Lloyd limped over to his bookshelves. They covered three walls, floor to ceiling. A wooden ladder on wheels was mounted on each section for easy access to the top shelves. He bent down and from a lower shelf chose several slender paperback volumes from one spot. With reverence in his motions, he placed the stack in my lap, then sat down.
“Those are yours to keep. Come back anytime to that section of the shelves and take more.”
The books were community cookbooks, the kind that churches and clubs put together with their members to sell as a fund-raiser. My parents and grandparents had several tucked away in cupboards and drawers. The covers on some of these were deteriorating. Lignin in wood that’s left unbleached when used in papers like newsprint will turn yellow and brown when exposed to air. I eased a cover open. The copyright was 1906!
“Oh, Lloyd. These are antiques filled with heirloom recipes.”
“Those particular ones belonged to my grandmother and mother. A couple are from the Old Country.” He meant Germany. “They’re yours to keep.”
“Lloyd, I can’t accept these. They belong to your family.”

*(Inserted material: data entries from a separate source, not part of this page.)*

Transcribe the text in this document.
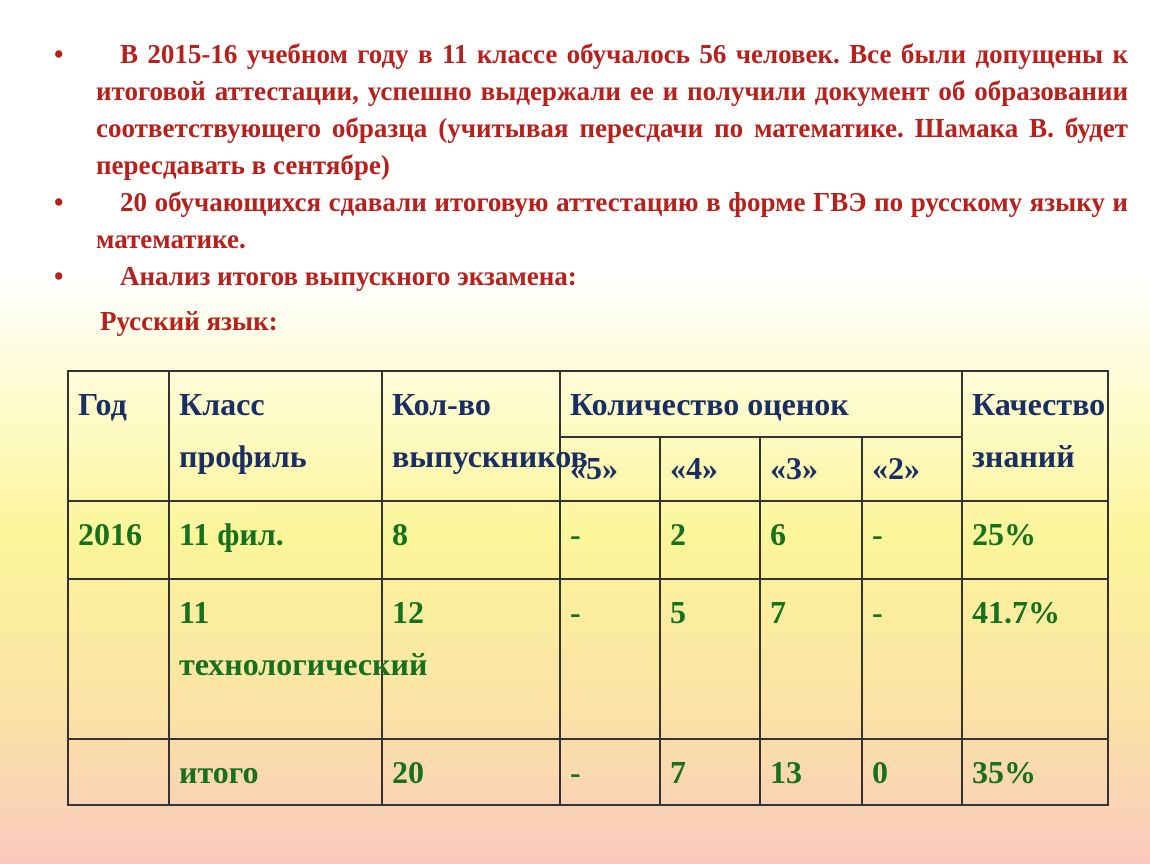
•	В 2015-16 учебном году в 11 классе обучалось 56 человек. Все были допущены к итоговой аттестации, успешно выдержали ее и получили документ об образовании соответствующего образца (учитывая пересдачи по математике. Шамака В. будет пересдавать в сентябре)
•	20 обучающихся сдавали итоговую аттестацию в форме ГВЭ по русскому языку и математике.
•	Анализ итогов выпускного экзамена:
Русский язык:
Год	Класс профиль	Кол-во выпускников	Количество оценок				Качество знаний
			«5»	«4»	«3»	«2»	
2016	11 фил.	8	-	2	6	-	25%
	11 технологический	12	-	5	7	-	41.7%
	итого	20	-	7	13	0	35%
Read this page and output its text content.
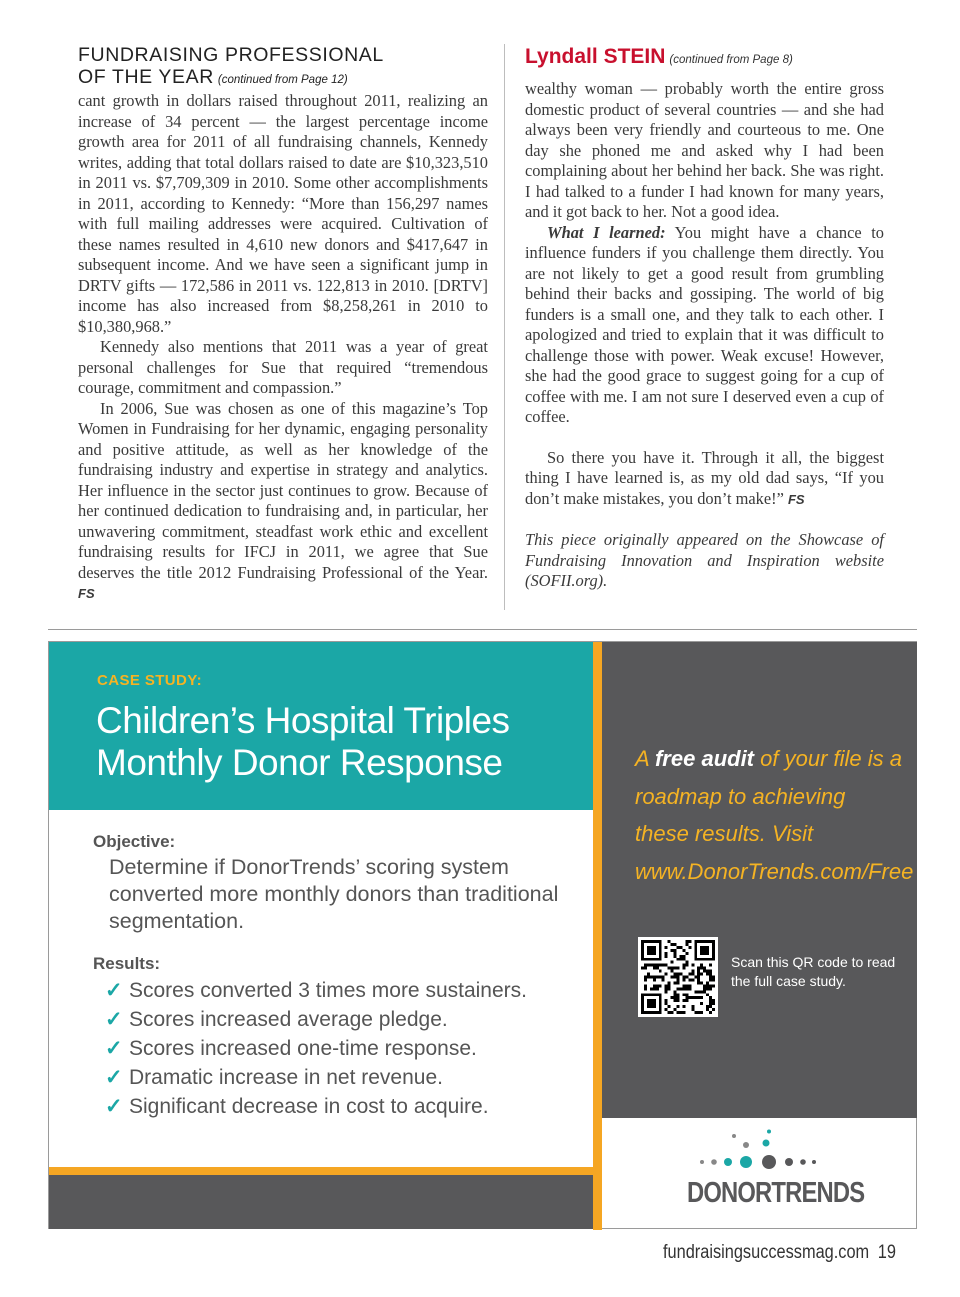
FUNDRAISING PROFESSIONAL
OF THE YEAR (continued from Page 12)

cant growth in dollars raised throughout 2011, realizing an increase of 34 percent — the largest percentage income growth area for 2011 of all fundraising channels, Kennedy writes, adding that total dollars raised to date are $10,323,510 in 2011 vs. $7,709,309 in 2010. Some other accomplishments in 2011, according to Kennedy: “More than 156,297 names with full mailing addresses were acquired. Cultivation of these names resulted in 4,610 new donors and $417,647 in subsequent income. And we have seen a significant jump in DRTV gifts — 172,586 in 2011 vs. 122,813 in 2010. [DRTV] income has also increased from $8,258,261 in 2010 to $10,380,968.”

Kennedy also mentions that 2011 was a year of great personal challenges for Sue that required “tremendous courage, commitment and compassion.”

In 2006, Sue was chosen as one of this magazine’s Top Women in Fundraising for her dynamic, engaging personality and positive attitude, as well as her knowledge of the fundraising industry and expertise in strategy and analytics. Her influence in the sector just continues to grow. Because of her continued dedication to fundraising and, in particular, her unwavering commitment, steadfast work ethic and excellent fundraising results for IFCJ in 2011, we agree that Sue deserves the title 2012 Fundraising Professional of the Year. FS

Lyndall STEIN (continued from Page 8)

wealthy woman — probably worth the entire gross domestic product of several countries — and she had always been very friendly and courteous to me. One day she phoned me and asked why I had been complaining about her behind her back. She was right. I had talked to a funder I had known for many years, and it got back to her. Not a good idea.

What I learned: You might have a chance to influence funders if you challenge them directly. You are not likely to get a good result from grumbling behind their backs and gossiping. The world of big funders is a small one, and they talk to each other. I apologized and tried to explain that it was difficult to challenge those with power. Weak excuse! However, she had the good grace to suggest going for a cup of coffee with me. I am not sure I deserved even a cup of coffee.

So there you have it. Through it all, the biggest thing I have learned is, as my old dad says, “If you don’t make mistakes, you don’t make!” FS

This piece originally appeared on the Showcase of Fundraising Innovation and Inspiration website (SOFII.org).

CASE STUDY:
Children’s Hospital Triples Monthly Donor Response
Objective:
Determine if DonorTrends’ scoring system converted more monthly donors than traditional segmentation.
Results:
✓ Scores converted 3 times more sustainers.
✓ Scores increased average pledge.
✓ Scores increased one-time response.
✓ Dramatic increase in net revenue.
✓ Significant decrease in cost to acquire.
A free audit of your file is a roadmap to achieving these results. Visit www.DonorTrends.com/Free
Scan this QR code to read the full case study.
DONORTRENDS
fundraisingsuccessmag.com 19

“I don’t have much for family, nobody here in the States, anyway. Shirttail relatives back in Germany certainly. And Libby doesn’t want the books. After you asked me to be a fudge judge, it prompted me to look up old recipes for fudge. I knew nothing about the candy confection. Those books might give you ideas for better flavors and colors than that modern pink stuff. Fudge has been around for years and with roots in Europe. I have a chocolate cup in my collection, which you viewed in passing minutes ago. When I was a boy, it was common to enjoy hot chocolate with a confection on a rainy afternoon.”
I understood now what he was all about. He hadn’t been dissing my fudge; he was dissing my whole approach to the contest. “You think the contest should educate people about our heritage in Door County? I should make the contest bigger than just little old me trying out new flavors? I should create a fervor for fudge?”